Alignment-free prediction of polygalacturonases with pseudofolding topological indices: experimental isolation from Coffea arabica and prediction of a new sequence.

Polygalacturonases (PGs) have called the attention of microbiology scientists and biotechnology or pharmaceutical industry because they are protein enzymes relevant to phytopathogens invasion, fruit ripening, and potential antimicrobial drug targets. Numeric Topological Indices (TIs) of protein pseudofolding lattices can be used as input for classification algorithms in Quantitative Structure-Activity Relationship (OSAR) studies. However, a comparative study of different OSAR models for PGs has not been reported. In this study, we calculated for the first time two classes of TIs (Spectral moments (pik) and Entropy (thetak) values) for the Markov matrices associated to pseudofolding lattices of 108 PGs and 100 non-PGs heterogeneous proteins.

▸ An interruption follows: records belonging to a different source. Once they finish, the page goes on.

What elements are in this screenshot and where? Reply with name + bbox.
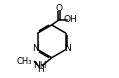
Text: H: H: [37, 65, 44, 74]
Text: OH: OH: [64, 15, 77, 24]
Text: CH₃: CH₃: [17, 57, 32, 66]
Text: O: O: [56, 4, 63, 13]
Text: N: N: [64, 44, 71, 53]
Text: N: N: [33, 44, 39, 53]
Text: NH: NH: [33, 61, 47, 70]
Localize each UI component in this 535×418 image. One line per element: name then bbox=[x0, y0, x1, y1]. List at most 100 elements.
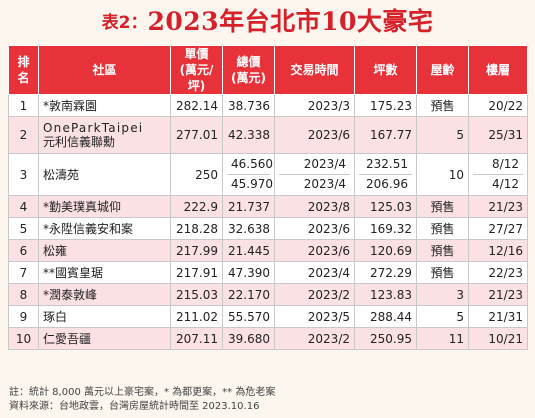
cell-area: 123.83 bbox=[354, 283, 417, 306]
cell-unit-price: 217.91 bbox=[170, 261, 223, 284]
cell-floor: 21/23 bbox=[468, 283, 528, 306]
cell-trade-time: 2023/2 bbox=[274, 283, 355, 306]
cell-unit-price: 215.03 bbox=[170, 283, 223, 306]
footnotes: 註：統計 8,000 萬元以上豪宅案，* 為都更案，** 為危老案 資料來源：台… bbox=[9, 386, 275, 414]
cell-community: **國賓皇琚 bbox=[38, 261, 171, 284]
cell-total-price: 22.170 bbox=[222, 283, 275, 306]
header-community: 社區 bbox=[38, 45, 171, 95]
cell-age: 10 bbox=[416, 153, 469, 196]
cell-floor: 20/22 bbox=[468, 94, 528, 117]
table-row: 1 *敦南霖園 282.14 38.736 2023/3 175.23 預售 2… bbox=[8, 94, 528, 117]
cell-age: 預售 bbox=[416, 217, 469, 240]
cell-trade-time: 2023/4 2023/4 bbox=[274, 153, 355, 196]
header-age: 屋齡 bbox=[416, 45, 469, 95]
cell-rank: 10 bbox=[8, 327, 39, 350]
cell-unit-price: 277.01 bbox=[170, 116, 223, 154]
cell-area: 250.95 bbox=[354, 327, 417, 350]
cell-rank: 1 bbox=[8, 94, 39, 117]
cell-area: 169.32 bbox=[354, 217, 417, 240]
cell-age: 預售 bbox=[416, 94, 469, 117]
cell-rank: 5 bbox=[8, 217, 39, 240]
cell-area: 272.29 bbox=[354, 261, 417, 284]
table-row: 8 *潤泰敦峰 215.03 22.170 2023/2 123.83 3 21… bbox=[8, 283, 528, 306]
cell-age: 預售 bbox=[416, 261, 469, 284]
header-unit-price: 單價 (萬元/坪) bbox=[170, 45, 223, 95]
cell-floor: 21/23 bbox=[468, 195, 528, 218]
cell-community: *勤美璞真城仰 bbox=[38, 195, 171, 218]
cell-trade-time: 2023/5 bbox=[274, 305, 355, 328]
cell-area: 167.77 bbox=[354, 116, 417, 154]
cell-floor: 22/23 bbox=[468, 261, 528, 284]
cell-rank: 6 bbox=[8, 239, 39, 262]
cell-area: 232.51 206.96 bbox=[354, 153, 417, 196]
cell-unit-price: 217.99 bbox=[170, 239, 223, 262]
cell-trade-time: 2023/6 bbox=[274, 217, 355, 240]
cell-rank: 4 bbox=[8, 195, 39, 218]
cell-trade-time: 2023/6 bbox=[274, 116, 355, 154]
cell-rank: 7 bbox=[8, 261, 39, 284]
luxury-housing-table: 排名 社區 單價 (萬元/坪) 總價 (萬元) 交易時間 坪數 屋齡 樓層 1 *敦… bbox=[8, 45, 528, 350]
cell-floor: 12/16 bbox=[468, 239, 528, 262]
cell-total-price: 32.638 bbox=[222, 217, 275, 240]
cell-rank: 8 bbox=[8, 283, 39, 306]
title-text: 2023年台北市10大豪宅 bbox=[147, 7, 434, 36]
table-row: 2 OneParkTaipei 元利信義聯勳 277.01 42.338 2023… bbox=[8, 116, 528, 154]
table-row: 10 仁愛吾疆 207.11 39.680 2023/2 250.95 11 1… bbox=[8, 327, 528, 350]
cell-total-price: 47.390 bbox=[222, 261, 275, 284]
table-row: 3 松濤苑 250 46.560 45.970 2023/4 2023/4 232.… bbox=[8, 153, 528, 196]
cell-floor: 27/27 bbox=[468, 217, 528, 240]
cell-trade-time: 2023/3 bbox=[274, 94, 355, 117]
cell-age: 3 bbox=[416, 283, 469, 306]
table-row: 7 **國賓皇琚 217.91 47.390 2023/4 272.29 預售 … bbox=[8, 261, 528, 284]
cell-community: *永陞信義安和案 bbox=[38, 217, 171, 240]
cell-total-price: 21.445 bbox=[222, 239, 275, 262]
title-prefix: 表2： bbox=[101, 13, 148, 33]
footnote-definition: 註：統計 8,000 萬元以上豪宅案，* 為都更案，** 為危老案 bbox=[9, 387, 276, 398]
cell-age: 11 bbox=[416, 327, 469, 350]
table-row: 6 松雍 217.99 21.445 2023/6 120.69 預售 12/1… bbox=[8, 239, 528, 262]
cell-trade-time: 2023/2 bbox=[274, 327, 355, 350]
cell-trade-time: 2023/8 bbox=[274, 195, 355, 218]
cell-community: 仁愛吾疆 bbox=[38, 327, 171, 350]
cell-community: 琢白 bbox=[38, 305, 171, 328]
cell-floor: 21/31 bbox=[468, 305, 528, 328]
cell-age: 5 bbox=[416, 305, 469, 328]
cell-total-price: 39.680 bbox=[222, 327, 275, 350]
table-row: 4 *勤美璞真城仰 222.9 21.737 2023/8 125.03 預售 … bbox=[8, 195, 528, 218]
cell-total-price: 38.736 bbox=[222, 94, 275, 117]
header-row: 排名 社區 單價 (萬元/坪) 總價 (萬元) 交易時間 坪數 屋齡 樓層 bbox=[8, 45, 528, 95]
cell-trade-time: 2023/6 bbox=[274, 239, 355, 262]
cell-area: 288.44 bbox=[354, 305, 417, 328]
cell-community: 松雍 bbox=[38, 239, 171, 262]
header-trade-time: 交易時間 bbox=[274, 45, 355, 95]
cell-unit-price: 282.14 bbox=[170, 94, 223, 117]
cell-community: OneParkTaipei 元利信義聯勳 bbox=[38, 116, 171, 154]
cell-area: 175.23 bbox=[354, 94, 417, 117]
cell-total-price: 46.560 45.970 bbox=[222, 153, 275, 196]
cell-floor: 8/12 4/12 bbox=[468, 153, 528, 196]
cell-floor: 10/21 bbox=[468, 327, 528, 350]
cell-age: 5 bbox=[416, 116, 469, 154]
header-area: 坪數 bbox=[354, 45, 417, 95]
cell-floor: 25/31 bbox=[468, 116, 528, 154]
cell-unit-price: 207.11 bbox=[170, 327, 223, 350]
header-total-price: 總價 (萬元) bbox=[222, 45, 275, 95]
cell-community: 松濤苑 bbox=[38, 153, 171, 196]
table-row: 5 *永陞信義安和案 218.28 32.638 2023/6 169.32 預… bbox=[8, 217, 528, 240]
cell-unit-price: 250 bbox=[170, 153, 223, 196]
cell-unit-price: 218.28 bbox=[170, 217, 223, 240]
cell-total-price: 21.737 bbox=[222, 195, 275, 218]
cell-area: 120.69 bbox=[354, 239, 417, 262]
cell-rank: 2 bbox=[8, 116, 39, 154]
cell-total-price: 42.338 bbox=[222, 116, 275, 154]
header-rank: 排名 bbox=[8, 45, 39, 95]
cell-unit-price: 222.9 bbox=[170, 195, 223, 218]
cell-community: *敦南霖園 bbox=[38, 94, 171, 117]
header-floor: 樓層 bbox=[468, 45, 528, 95]
footnote-source: 資料來源：台地政雲，台灣房屋統計時間至 2023.10.16 bbox=[9, 401, 260, 412]
cell-age: 預售 bbox=[416, 195, 469, 218]
cell-unit-price: 211.02 bbox=[170, 305, 223, 328]
cell-trade-time: 2023/4 bbox=[274, 261, 355, 284]
page-title: 表2：2023年台北市10大豪宅 bbox=[0, 4, 535, 40]
cell-rank: 3 bbox=[8, 153, 39, 196]
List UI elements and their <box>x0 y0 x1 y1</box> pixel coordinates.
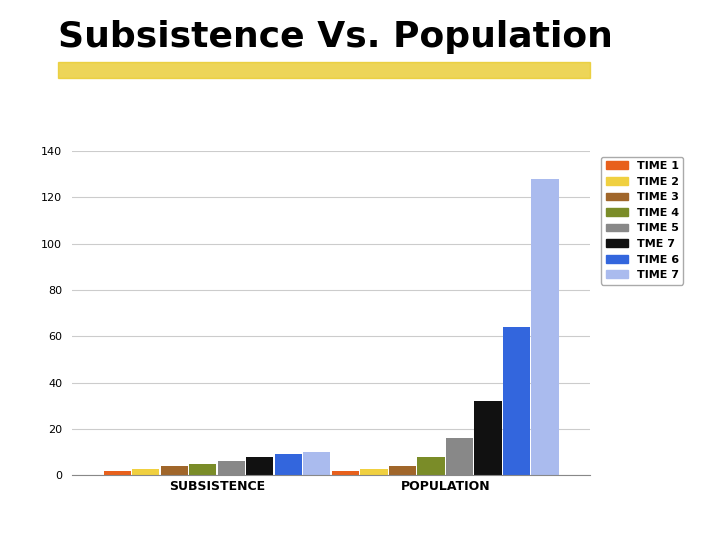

Afterward, we developed different linear classifiers based on Linear Discriminant Analysis (LDA) and four types of nonlinear Artificial Neural Networks (ANN). The pik-LDA model correctly classified 98.8% of PGs and 100% non-PGs used to train the model, as well as 98.1% of all sequences used as external validation series. The rk-LDA model was the more accurate and/or simpler found. In addition, we report for the first time the experimental isolation and successful prediction of a new PG sequence from Coffea arabica. This sequence was deposited in the GenBank by our group with accession number GDQ336394. The present type of models are an interesting alignment-free complement to alignment-based procedures.